Ancak, depremde bulunduğumuz bina yıkılmadıysa, ya da enkaz altında kalıp hala hayattaysak, uyulması gereken kurulları mutlaka soğukkanlı bir şekilde yerine getirmeliyiz.

Bu gibi durumlarda sükûnetin çok önemli olduğunu asla unutmamalıyız.

Unutmamız gereken bir şey daha var ki, o da; depremden korunmanın ilk şartı depremi kabullenmek, depreme hazır olmaktır.

Depreme hazır olmak; eğitimle, sağlam tesis inşa etmekle ve deprem esnasında ve sonrasında doğru hareket etmekle mümkündür.

Deprem sırasında ve sonrasında yapılacakları en ince ayrıntısına kadar öğrenmek çok önemli ama bunun işe yaraması için gerekli olan tek şeyin, binaların sağlam inşa edilmesi olduğunu da bir kez daha hatırlatmakta fayda var.

İstediğiniz kadar eğitim verin, eğer binalarınız sağlam değilse, eğitimin hiçbir önemi olmayacaktır.

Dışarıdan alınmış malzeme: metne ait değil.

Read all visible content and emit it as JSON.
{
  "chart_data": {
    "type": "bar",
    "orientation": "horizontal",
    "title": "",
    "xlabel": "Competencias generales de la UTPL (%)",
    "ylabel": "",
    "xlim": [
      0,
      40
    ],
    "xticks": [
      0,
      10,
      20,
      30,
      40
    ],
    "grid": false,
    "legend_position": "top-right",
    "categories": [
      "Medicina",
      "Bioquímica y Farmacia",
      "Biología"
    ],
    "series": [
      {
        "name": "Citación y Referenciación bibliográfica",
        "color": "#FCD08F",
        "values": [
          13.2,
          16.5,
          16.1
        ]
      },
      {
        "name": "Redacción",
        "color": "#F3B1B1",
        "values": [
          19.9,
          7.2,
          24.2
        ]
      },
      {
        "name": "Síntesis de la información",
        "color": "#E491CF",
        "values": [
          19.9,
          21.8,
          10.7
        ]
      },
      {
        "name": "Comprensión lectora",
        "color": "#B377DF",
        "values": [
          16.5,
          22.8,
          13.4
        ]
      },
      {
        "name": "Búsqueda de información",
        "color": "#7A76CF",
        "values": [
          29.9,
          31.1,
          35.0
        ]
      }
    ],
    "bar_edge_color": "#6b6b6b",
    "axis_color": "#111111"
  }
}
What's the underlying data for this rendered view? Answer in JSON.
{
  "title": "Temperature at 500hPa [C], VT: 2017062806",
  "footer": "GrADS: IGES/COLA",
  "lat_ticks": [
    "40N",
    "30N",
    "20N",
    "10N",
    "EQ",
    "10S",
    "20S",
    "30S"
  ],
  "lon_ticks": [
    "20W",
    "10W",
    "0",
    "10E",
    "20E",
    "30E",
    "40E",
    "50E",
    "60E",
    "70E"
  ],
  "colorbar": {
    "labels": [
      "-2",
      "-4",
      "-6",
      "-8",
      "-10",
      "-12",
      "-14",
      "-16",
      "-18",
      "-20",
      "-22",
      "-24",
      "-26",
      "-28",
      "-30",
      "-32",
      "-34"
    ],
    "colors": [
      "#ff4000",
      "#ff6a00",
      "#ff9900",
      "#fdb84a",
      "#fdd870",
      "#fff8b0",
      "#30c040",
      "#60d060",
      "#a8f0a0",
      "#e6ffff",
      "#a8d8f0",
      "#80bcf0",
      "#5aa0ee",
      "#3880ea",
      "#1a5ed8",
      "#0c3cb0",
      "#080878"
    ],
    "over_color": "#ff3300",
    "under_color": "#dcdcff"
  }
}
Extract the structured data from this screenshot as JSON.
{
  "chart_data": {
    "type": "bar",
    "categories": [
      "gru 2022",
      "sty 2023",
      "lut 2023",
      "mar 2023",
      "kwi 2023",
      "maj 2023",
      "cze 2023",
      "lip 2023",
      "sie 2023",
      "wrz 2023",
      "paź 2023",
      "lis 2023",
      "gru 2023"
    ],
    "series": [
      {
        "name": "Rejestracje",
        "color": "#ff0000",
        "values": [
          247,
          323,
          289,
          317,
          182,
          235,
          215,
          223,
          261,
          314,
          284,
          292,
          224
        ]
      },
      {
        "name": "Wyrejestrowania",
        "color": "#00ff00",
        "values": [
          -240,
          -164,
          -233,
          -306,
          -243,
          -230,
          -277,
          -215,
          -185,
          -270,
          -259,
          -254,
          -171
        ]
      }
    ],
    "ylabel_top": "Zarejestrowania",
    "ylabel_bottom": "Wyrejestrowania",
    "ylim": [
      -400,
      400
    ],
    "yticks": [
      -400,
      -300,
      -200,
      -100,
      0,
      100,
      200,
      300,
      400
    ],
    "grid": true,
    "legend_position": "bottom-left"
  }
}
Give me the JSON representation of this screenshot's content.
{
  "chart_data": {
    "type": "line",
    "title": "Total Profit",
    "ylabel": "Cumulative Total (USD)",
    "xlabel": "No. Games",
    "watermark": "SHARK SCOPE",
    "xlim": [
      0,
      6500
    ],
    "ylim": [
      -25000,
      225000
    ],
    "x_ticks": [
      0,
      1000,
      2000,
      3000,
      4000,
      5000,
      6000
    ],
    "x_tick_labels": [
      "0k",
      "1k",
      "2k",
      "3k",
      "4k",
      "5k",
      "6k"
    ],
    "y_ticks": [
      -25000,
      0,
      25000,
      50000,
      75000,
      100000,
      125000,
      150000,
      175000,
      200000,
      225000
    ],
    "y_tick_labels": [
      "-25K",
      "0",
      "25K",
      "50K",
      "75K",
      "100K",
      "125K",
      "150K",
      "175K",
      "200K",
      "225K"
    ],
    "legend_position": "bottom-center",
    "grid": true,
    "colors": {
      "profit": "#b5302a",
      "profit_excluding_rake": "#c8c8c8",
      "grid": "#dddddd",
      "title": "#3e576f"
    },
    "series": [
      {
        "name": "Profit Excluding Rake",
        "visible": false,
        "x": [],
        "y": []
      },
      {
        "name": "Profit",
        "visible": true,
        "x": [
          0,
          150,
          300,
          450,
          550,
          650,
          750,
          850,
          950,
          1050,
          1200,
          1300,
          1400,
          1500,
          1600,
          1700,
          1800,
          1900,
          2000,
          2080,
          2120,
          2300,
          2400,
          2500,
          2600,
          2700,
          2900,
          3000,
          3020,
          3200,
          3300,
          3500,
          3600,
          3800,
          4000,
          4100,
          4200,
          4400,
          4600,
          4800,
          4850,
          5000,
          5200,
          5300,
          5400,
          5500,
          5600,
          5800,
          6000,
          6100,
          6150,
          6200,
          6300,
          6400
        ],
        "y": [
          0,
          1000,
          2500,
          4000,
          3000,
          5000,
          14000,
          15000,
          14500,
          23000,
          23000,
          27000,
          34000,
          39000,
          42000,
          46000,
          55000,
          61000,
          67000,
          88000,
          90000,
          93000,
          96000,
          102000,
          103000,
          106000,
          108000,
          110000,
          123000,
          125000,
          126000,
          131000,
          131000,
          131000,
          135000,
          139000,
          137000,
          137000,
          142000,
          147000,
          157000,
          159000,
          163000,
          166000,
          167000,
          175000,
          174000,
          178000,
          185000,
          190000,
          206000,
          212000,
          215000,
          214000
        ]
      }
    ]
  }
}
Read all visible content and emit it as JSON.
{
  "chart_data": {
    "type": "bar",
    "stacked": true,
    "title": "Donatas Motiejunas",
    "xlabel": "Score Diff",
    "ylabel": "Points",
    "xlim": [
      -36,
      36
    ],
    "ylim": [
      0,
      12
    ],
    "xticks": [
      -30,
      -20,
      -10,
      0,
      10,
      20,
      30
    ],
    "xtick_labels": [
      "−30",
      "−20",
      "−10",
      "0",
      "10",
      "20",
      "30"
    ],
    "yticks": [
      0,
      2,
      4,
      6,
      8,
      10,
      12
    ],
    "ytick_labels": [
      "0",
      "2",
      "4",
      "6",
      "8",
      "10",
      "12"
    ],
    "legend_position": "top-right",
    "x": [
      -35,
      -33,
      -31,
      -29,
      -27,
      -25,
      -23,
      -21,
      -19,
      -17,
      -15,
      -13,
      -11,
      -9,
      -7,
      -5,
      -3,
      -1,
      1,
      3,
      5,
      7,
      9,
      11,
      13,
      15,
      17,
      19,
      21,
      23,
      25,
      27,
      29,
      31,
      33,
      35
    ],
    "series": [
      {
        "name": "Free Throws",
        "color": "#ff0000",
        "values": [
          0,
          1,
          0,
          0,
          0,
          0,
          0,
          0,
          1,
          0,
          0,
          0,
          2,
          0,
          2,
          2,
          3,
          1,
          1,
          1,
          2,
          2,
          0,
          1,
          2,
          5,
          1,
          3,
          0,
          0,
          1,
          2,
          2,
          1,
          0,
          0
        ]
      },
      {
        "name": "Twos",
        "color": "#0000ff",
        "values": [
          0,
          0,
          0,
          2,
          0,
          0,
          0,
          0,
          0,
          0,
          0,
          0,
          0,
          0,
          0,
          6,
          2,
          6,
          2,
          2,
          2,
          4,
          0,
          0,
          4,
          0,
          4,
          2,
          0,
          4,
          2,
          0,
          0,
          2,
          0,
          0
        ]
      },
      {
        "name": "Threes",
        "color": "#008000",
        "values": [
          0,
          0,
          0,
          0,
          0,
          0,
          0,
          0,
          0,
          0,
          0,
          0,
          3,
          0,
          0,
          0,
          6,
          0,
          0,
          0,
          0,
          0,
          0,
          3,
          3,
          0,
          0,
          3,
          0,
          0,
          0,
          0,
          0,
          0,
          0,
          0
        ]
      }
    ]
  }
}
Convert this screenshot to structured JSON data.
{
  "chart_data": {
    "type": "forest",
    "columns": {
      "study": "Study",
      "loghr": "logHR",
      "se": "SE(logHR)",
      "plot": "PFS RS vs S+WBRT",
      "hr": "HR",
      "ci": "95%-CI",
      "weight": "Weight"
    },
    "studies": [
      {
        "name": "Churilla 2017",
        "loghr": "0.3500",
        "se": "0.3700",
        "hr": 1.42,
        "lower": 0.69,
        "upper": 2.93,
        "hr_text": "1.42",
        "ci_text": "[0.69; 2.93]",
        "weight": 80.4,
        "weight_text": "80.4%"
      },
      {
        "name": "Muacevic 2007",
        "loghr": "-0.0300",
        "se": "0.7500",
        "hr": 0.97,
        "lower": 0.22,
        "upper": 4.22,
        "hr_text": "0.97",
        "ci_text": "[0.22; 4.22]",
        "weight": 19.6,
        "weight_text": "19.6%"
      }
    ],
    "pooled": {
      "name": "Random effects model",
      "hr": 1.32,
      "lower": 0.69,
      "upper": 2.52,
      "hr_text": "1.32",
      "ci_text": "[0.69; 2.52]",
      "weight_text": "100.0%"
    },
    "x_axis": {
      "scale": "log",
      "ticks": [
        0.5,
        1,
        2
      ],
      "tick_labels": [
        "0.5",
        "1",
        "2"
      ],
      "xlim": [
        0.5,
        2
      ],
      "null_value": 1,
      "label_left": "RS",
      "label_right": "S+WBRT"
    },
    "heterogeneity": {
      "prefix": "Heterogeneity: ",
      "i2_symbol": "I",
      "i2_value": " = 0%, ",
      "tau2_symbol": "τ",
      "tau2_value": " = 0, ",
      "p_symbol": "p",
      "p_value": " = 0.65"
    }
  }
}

Hele hele Sakarya gibi bir şehirde yaşıyorsanız ve belli periyotlarda büyük depremlerle karşı karşıya kalıyorsanız, binaların sağlamlığı her şeyden daha fazla önemli.

1999 Marmara depreminin ardından şehirde yeni yapılan binalar eskiye nazaran daha az katlı ve daha sağlam. Ancak hala bazı bölgelerde hasarlı ve çok katlı binaların bulunduğunu da unutmamak lazım.

Her ne kadar güçlendirme yapılsa da bu binaların sağlamlığı tartışılır.

Hala içinde insanların yaşadığı bu binaların, olası bir depremde yıkılmamasını umut ediyoruz.

Asla unutmayalım ki, deprem değil binalar öldürüyor.

Bu nedenle de eğitim alalım, öğrendiklerimizi uygulayalım, ama bunun için de binalarımızı sağlam yapalım.